Leaf symptoms of ToBRFV include wrinkling and bubbling with an accompanying mosaic pattern. Fruit has a browning calyx and is undersized with a rough surface (rugose means wrinkled). Fruit abortion may occur while remaining fruit will be blotchy, pale and may have brown, necrotic spots. Plants infected early will be stunted with poorly formed fruit. Plants infected later may not express fruit symptoms until the fruit turns red.
This virus spreads mechanically through people and equipment touching infected plants and transferring it to a healthy plant. ToBRFV is very stable and very infectious. It has high mechanical infectivity, which is concerning since tomato and pepper plants are highly manipulated through transplanting, staking, tying, pruning and harvesting.
A high degree of sanitation is the key to avoidance. There are no sprays that can be applied that are effective in reducing the virus’s spread. Seed and transplant production are the most critical steps since contamination at these steps creates a risk of contaminating other plants.
Laurel wilt is a insect disease complex caused by the Redbay Ambrosia Beetle, Xyleborus glabratus, spreading the fungal pathogen Raffaellea lauricola. The fungus causes death in the vascular tissue disrupting the transportation of nutrients throughout the tree.
All plant species in the family Lauraceae native to North America are susceptible to the laurel wilt fungus.
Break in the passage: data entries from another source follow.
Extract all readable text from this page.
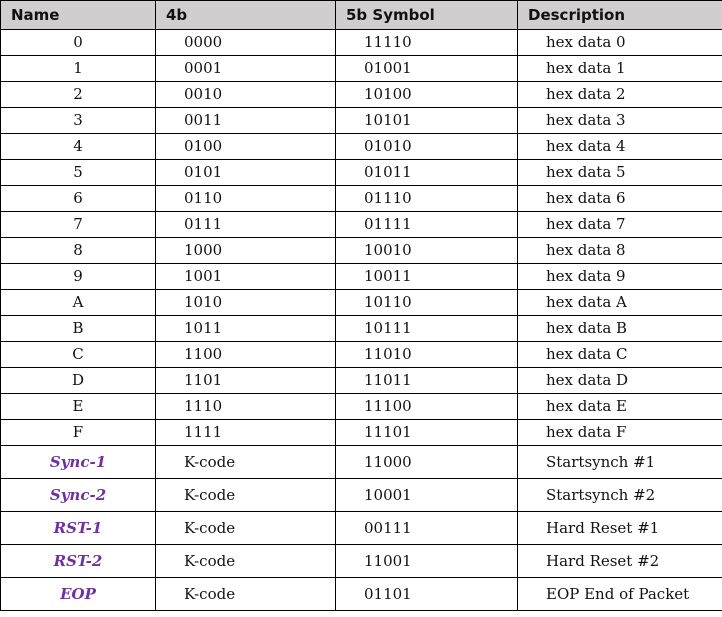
Name	4b	5b Symbol	Description
0	0000	11110	hex data 0
1	0001	01001	hex data 1
2	0010	10100	hex data 2
3	0011	10101	hex data 3
4	0100	01010	hex data 4
5	0101	01011	hex data 5
6	0110	01110	hex data 6
7	0111	01111	hex data 7
8	1000	10010	hex data 8
9	1001	10011	hex data 9
A	1010	10110	hex data A
B	1011	10111	hex data B
C	1100	11010	hex data C
D	1101	11011	hex data D
E	1110	11100	hex data E
F	1111	11101	hex data F
Sync-1	K-code	11000	Startsynch #1
Sync-2	K-code	10001	Startsynch #2
RST-1	K-code	00111	Hard Reset #1
RST-2	K-code	11001	Hard Reset #2
EOP	K-code	01101	EOP End of Packet
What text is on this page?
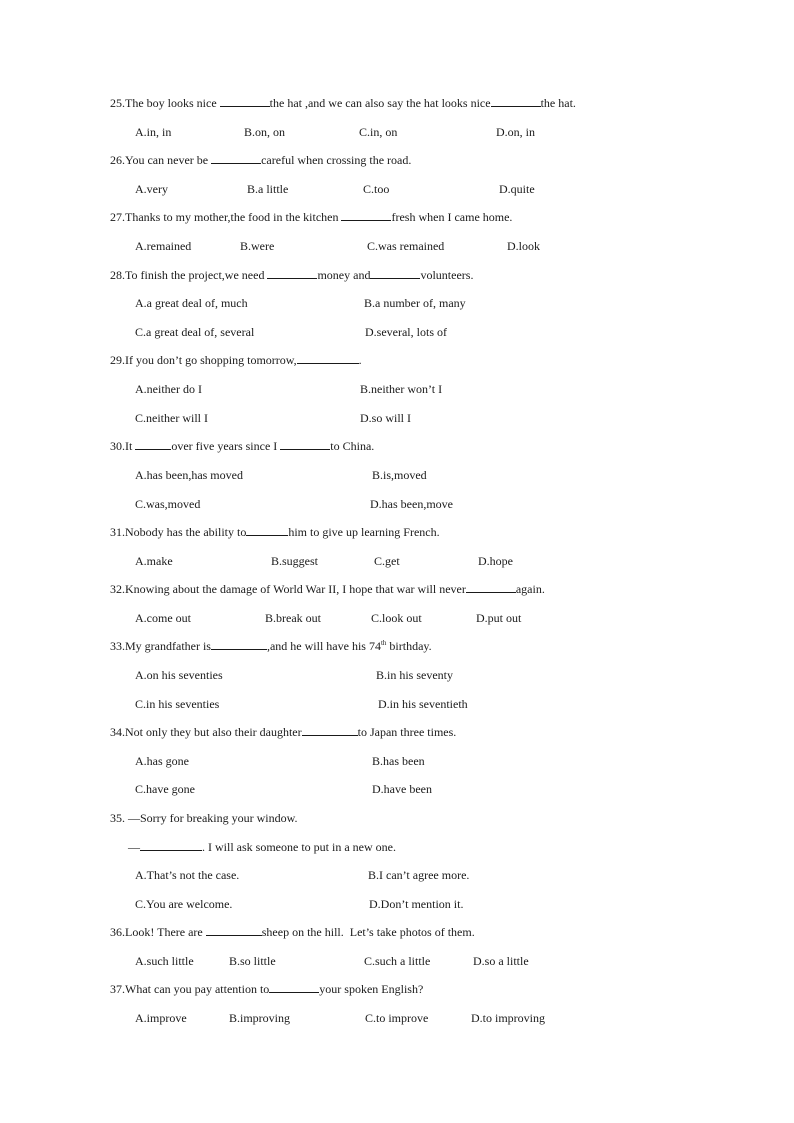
25.The boy looks nice	the hat ,and we can also say the hat looks nice	the hat.
A.in, in	B.on, on	C.in, on	D.on, in
26.You can never be	careful when crossing the road.
A.very	B.a little	C.too	D.quite
27.Thanks to my mother,the food in the kitchen	fresh when I came home.
A.remained	B.were	C.was remained	D.look
28.To finish the project,we need	money and	volunteers.
A.a great deal of, much	B.a number of, many
C.a great deal of, several	D.several, lots of
29.If you don’t go shopping tomorrow,	.
A.neither do I	B.neither won’t I
C.neither will I	D.so will I
30.It	over five years since I	to China.
A.has been,has moved	B.is,moved
C.was,moved	D.has been,move
31.Nobody has the ability to	him to give up learning French.
A.make	B.suggest	C.get	D.hope
32.Knowing about the damage of World War II, I hope that war will never	again.
A.come out	B.break out	C.look out	D.put out
33.My grandfather is	,and he will have his 74th birthday.
A.on his seventies	B.in his seventy
C.in his seventies	D.in his seventieth
34.Not only they but also their daughter	to Japan three times.
A.has gone	B.has been
C.have gone	D.have been
35. —Sorry for breaking your window.
—	. I will ask someone to put in a new one.
A.That’s not the case.	B.I can’t agree more.
C.You are welcome.	D.Don’t mention it.
36.Look! There are	sheep on the hill.  Let’s take photos of them.
A.such little	B.so little	C.such a little	D.so a little
37.What can you pay attention to	your spoken English?
A.improve	B.improving	C.to improve	D.to improving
Field occurrence of laurel wilt has been documented in redbay, swamp bay (Persea palustris), silk bay (Persea humilis), sassafras, northern spicebush (Lindera benzoin), pondberry (Lindera melissifolia), and pondspice (Litsea aestivalis). Laurel wilt has been induced through artificial inoculation of additional species including California bay laurel, pepperleaf sweetwood (Licaria triandra) and lancewood (Nectandra coriacea). Other lauraceous species that are not native to North America such as avocado, camphortree (Cinnamomum camphora) and bay laurel (Laurus nobilis) are also susceptible to wilt. Not all of these species are equally vulnerable to the disease nor equally attractive to the redbay ambrosia beetle. Plants that have “laurel” or “bay” in their common names but are not in the family Lauraceae, such as mountain laurel (Kalmia latifolia), sweetbay (Magnolia virginiana) and loblolly bay (Gordonia lasianthus), are not susceptible to laurel wilt.
Symptoms vary depending on host species. Plants with laurel wilt have leaves that droop. Leaves turn reddish or purplish, eventually turn brown and die. Redbay leaves change color and remain attached for a year or more. At first, you may only see symptoms in a portion of the crown, but gradually the entire crown becomes discolored and wilts. Remove the bark on a laurel wilt infected plant to find dark-streaked discoloration on the surface of the sapwood. This discoloration can also be seen in cross-section. In advanced stages of the laurel wilt disease, signs of the redbay ambrosia beetle may be evident. Look for tiny exit holes, sawdust or sawdust tubes that remain intact on the bark of trees.
This pathogen causes several bacterial diseases including bacterial leaf scorch, phony peach disease, and Pierce's disease of grapevine. This bacterium is spread by leafhoppers and treehopper insects as well as through root grafting of neighboring plants. This fatal disease is most noticeable in the early fall. Symptoms include premature leaf browning, marginal necrosis and defoliation. This pathogen has many subspecies allowing a wide host range including trees, grasses, and shrubs. Its known host range is 595 plant species. Plants of commercial importance include Grapes, Peaches, and Olives.